Words with at least 2 common letters


A string is named 2-consistent if each word has at least 2 letters in common with the next word.


For example

"Atom another era" [atom has a and t in common with another and another has e and a in common with era (the answer is not unique).

First of all I need a data structure which takes 2 words and answers in constant time at the question "Do these words have at least 2 letters in common?"

Now, given a string of n words I need to find the longest 2-consistent substring.

I can't figure out what data structure to use. I thought to radix tree or prefix tree, but I could not find the answer. Can you help me?


Solution

  • Assuming unaccented letters and ignoring capitalization, for each word you can store a bit-field in a 32-bit integer where bits 0-25 are set to 1 if the corresponding letter from a-z is present.

    The integer can be computed in linear time like this:

    int getBitField(char* word)
    {
        int bits = 0;
        while(*word)
            bits |= 1 << ((*word++) - 'a');
        return bits;
    }
    

    If the words are assumed to be words in English or some other language, with a maximum word length then the difference between constant and linear time is fairly meaningless because (for the sake of argument) all words less than the maximum length can be padded out with non-matching characters, which will result in a constant time algorithm.

    Once you have the bit fields for two words you can test if they are 2-consistent in constant time by ANDing them together and checking if the result is not zero (which would indicate no letters in common) and not a power of 2 (which would indicate only one letter in common as only a single bit is set). You can test for a power of 2 by ANDing a number with itself minus 1.

    bool is2Consistent(int word1bits, int word2bits)
    {
        int common = word1bits & word2bits;
        return (common & (common - 1)) != 0;
    }
    

    This won't work if you intend to define words like 'meet' and 'beef' which have repeated letters as 2-consistent.

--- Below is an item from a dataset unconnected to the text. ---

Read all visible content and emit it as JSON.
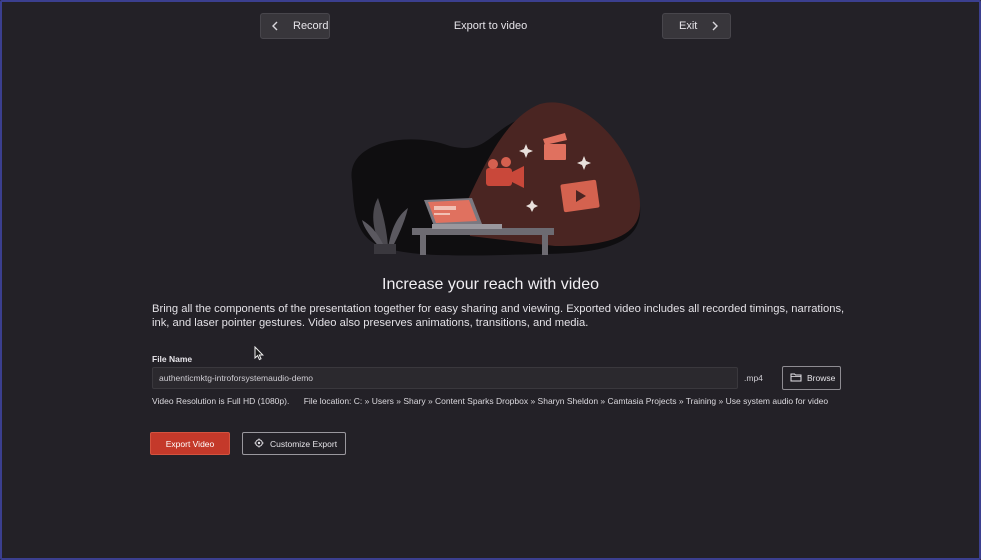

    If you wanted to test for 3-consistency, you just need to add an extra line to the function:

    bool is3Consistent(int word1bits, int word2bits)
    {
        int common = word1bits & word2bits;
        common &= (common - 1);
        return (common & (common - 1)) != 0;
    }
    

    ANDing an integer with itself minus one just removes the least significant bit, so you could apply it an arbitrary number of times to test for 4-consistency, 5-consistency etc.